Здесь появляется важный атрибут поэтического образа скифа – борода, которая затем не раз ещё будет встречаться, особенно в сочинениях европейцев о России. Если дикий скиф – это стереотип европейского Просвещения, следствие европейской рецепции античной культуры, то грубый скиф (в противоположность культу изящного и утонченного) – выражение явно сентиментальное. Но, заметим, что у Дмитриева «грубость», как и борода, может быть обманчивой личиной для нежности и чувствительности. Таким образом, если Кантемир является первым русскоязычным автором, употребившим по отношению к скифу устойчивый эпитет «дикий», то в кругу карамзинистов складывается представление о внешне «грубом», «бородатом», но нежном «в душе» скифе. И это будет существенно для последующей эволюции скифского сюжета у романтиков. У самого Карамзина, в его «Истории» скифская тема присутствует лишь как стилизованный пересказ Геродота.

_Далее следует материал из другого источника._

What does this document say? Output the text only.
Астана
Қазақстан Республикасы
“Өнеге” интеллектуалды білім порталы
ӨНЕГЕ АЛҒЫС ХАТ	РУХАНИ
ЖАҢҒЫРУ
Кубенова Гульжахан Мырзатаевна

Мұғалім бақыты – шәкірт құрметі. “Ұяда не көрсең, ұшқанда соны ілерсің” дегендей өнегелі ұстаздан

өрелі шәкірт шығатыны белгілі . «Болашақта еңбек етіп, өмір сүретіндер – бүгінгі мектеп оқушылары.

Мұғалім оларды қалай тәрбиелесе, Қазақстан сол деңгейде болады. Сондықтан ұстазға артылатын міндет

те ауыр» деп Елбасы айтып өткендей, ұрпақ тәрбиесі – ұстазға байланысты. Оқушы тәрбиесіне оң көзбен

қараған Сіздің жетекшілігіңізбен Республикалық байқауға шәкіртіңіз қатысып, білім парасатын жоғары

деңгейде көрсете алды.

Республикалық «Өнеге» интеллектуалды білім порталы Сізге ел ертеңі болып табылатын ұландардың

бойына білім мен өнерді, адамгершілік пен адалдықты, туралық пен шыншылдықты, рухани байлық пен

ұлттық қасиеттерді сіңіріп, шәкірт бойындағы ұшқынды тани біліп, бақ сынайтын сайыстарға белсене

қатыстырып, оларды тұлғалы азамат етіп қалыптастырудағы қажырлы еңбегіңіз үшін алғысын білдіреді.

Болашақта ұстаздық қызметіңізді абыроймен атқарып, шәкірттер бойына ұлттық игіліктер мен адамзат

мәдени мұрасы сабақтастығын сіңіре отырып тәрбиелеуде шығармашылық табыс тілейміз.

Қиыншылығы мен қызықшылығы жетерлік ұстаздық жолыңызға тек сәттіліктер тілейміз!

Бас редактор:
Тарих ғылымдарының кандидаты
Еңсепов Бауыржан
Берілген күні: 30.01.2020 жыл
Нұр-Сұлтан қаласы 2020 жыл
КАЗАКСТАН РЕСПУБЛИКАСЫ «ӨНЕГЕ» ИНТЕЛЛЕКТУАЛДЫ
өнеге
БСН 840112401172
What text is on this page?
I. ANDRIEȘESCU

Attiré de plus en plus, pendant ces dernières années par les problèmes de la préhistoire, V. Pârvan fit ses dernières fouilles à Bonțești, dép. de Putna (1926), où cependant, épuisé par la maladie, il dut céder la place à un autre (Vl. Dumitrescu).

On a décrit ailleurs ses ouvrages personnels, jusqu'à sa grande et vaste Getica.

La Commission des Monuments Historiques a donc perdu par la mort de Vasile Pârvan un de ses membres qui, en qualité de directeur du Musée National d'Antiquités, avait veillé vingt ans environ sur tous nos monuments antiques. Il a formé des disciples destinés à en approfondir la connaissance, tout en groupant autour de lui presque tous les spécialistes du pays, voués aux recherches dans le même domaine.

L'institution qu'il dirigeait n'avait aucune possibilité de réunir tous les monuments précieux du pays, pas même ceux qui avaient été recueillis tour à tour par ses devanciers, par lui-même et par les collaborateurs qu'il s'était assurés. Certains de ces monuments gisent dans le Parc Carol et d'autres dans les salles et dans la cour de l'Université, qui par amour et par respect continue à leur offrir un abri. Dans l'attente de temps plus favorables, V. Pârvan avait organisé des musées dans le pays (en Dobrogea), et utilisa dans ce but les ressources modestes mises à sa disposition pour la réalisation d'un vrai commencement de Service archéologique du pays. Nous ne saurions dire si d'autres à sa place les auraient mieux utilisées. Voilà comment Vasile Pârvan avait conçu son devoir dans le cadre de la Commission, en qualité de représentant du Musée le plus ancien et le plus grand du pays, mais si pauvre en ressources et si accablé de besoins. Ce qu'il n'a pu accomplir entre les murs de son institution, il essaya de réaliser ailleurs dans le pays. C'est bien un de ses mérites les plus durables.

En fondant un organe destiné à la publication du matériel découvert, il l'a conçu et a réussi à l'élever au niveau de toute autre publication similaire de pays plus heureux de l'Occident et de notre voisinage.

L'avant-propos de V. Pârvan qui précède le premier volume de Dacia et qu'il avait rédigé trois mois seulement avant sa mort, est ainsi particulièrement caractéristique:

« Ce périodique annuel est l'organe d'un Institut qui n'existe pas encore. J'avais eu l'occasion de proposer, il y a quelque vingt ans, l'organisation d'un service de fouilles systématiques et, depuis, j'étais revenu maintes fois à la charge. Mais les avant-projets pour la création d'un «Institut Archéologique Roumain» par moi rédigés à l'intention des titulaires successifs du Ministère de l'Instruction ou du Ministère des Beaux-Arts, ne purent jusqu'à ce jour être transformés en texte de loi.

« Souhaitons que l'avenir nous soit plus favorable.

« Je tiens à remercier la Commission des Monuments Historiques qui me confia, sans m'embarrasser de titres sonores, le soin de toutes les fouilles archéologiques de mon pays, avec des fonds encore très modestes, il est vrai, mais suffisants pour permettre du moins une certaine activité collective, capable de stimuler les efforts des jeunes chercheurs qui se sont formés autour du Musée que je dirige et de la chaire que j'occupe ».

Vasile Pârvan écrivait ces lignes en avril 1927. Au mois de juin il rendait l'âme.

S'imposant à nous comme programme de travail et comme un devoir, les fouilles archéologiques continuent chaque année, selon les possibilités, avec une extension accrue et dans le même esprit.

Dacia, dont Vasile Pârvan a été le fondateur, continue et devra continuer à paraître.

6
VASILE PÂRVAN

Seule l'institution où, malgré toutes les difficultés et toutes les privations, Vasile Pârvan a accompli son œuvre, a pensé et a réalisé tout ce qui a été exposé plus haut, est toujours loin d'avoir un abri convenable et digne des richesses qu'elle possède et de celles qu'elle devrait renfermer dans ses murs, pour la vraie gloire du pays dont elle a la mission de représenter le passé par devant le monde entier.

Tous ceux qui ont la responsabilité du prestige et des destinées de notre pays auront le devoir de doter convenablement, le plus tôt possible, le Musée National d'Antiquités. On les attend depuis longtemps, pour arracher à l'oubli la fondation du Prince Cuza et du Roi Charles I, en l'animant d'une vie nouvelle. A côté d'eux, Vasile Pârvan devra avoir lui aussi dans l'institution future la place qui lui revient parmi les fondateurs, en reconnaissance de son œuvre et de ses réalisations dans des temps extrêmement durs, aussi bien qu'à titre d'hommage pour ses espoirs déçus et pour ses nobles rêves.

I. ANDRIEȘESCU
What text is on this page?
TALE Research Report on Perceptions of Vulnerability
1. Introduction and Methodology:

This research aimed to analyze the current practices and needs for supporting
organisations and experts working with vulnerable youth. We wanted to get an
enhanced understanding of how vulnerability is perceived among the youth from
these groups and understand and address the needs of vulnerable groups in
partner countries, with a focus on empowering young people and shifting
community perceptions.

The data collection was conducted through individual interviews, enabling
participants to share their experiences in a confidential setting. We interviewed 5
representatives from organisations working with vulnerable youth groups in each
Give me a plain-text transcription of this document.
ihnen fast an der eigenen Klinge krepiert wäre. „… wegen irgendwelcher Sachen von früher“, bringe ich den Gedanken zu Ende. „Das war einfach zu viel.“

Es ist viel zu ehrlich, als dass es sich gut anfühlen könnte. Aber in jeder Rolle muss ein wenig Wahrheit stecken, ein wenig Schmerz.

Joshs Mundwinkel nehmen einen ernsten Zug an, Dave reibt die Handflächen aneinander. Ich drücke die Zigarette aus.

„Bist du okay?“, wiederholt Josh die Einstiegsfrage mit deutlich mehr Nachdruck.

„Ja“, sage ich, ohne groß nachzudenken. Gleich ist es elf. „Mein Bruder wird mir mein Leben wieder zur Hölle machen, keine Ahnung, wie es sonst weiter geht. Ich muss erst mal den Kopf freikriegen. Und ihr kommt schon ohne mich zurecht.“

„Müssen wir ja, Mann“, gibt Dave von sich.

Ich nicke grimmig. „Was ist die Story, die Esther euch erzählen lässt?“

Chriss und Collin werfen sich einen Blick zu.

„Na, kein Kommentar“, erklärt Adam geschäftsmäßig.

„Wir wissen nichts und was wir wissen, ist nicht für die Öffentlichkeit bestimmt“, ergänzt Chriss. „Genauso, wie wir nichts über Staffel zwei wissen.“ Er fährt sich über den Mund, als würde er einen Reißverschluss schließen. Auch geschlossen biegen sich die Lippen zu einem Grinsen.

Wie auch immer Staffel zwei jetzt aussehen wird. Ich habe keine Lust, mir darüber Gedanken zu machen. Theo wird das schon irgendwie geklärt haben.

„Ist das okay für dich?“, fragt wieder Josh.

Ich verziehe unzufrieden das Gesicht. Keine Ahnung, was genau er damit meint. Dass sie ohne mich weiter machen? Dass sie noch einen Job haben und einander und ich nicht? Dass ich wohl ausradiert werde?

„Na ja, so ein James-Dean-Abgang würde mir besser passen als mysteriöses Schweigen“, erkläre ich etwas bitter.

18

Именно в полемике с «карамзинизмом» у Грибоедова впервые встречается специфическое употребление слова «хищник», близкое по значению к «дикому скифу».

Однако, не «традиционалисты» (что было вроде бы логично) впервые в истории русского Просвещения примеряют понятие «скиф» к себе. Поэт-карамзинист А. Ф. Воейков, порывая с тенденцией «дистанцирования» от исторических скифов и вслед за философом Лейбницем сближает «скифов» и «славян» — до полного отождествления. В своем вдохновенном послании 1812 года «К отечеству» он творит уже полноценный скифский миф:

О Русская земля, благословенна небом!

Мать бранных скифов, мать воинственных славян!

Юг, запад и восток питающая хлебом, —

Коль выспренний удел тебе судьбою дан!

Твой климат, хлад и мраз, для всех других столь грозный,

Иноплеменников изнеженных мертвит,

Но крепку росса грудь питает и крепит.

Здесь по отношению к скифу вместо привычных «дикий» и «грубый» употреблен новый эпитет – «бранный», и это, конечно же, является следствием великой победы 1812 года. «Скифы» и «славяне» — два воинственных племени, связанных общей родиной – Русской землей – и общей историей. «Воинственные славяне» выступают как наследники «бранных скифов», продолжатели их дела. Это очень существенный «поворот» скифского сюжета, через Воейкова он впервые происходит в русской поэзии. Представление о Русской земле здесь, конечно же, восходит к ПВЛ и «Слову о полку Игореве», являясь, как мы помним, одним из исходных понятий русского ИТ. Ключевые параметры скифского мифа у Воейкова заданы, помимо эпитета «бранный», темой амбивалентного холода, смертельного для врагов, но спасительного для «росса», и «хлебом». Последний мотив, несомненно, восходит к Геродоту, который, во-первых, упоминает скифов-пахарей, а во-вторых, пересказывает скифскую легенду о золотом плуге, упавшем с неба [3]. Плуг и меч – символы скифской цивилизации, подражать которой надлежит нынешней, российской, Русская земля в прошлом – это Скифская земля. Свобода и земледелие представлены здесь двумя основополагающими факторами цивилизации. Воейков фактически противопоставляет российско-скифский Север «римскому» Западу:

О росс! вся кровь твоя отчизне — довершай!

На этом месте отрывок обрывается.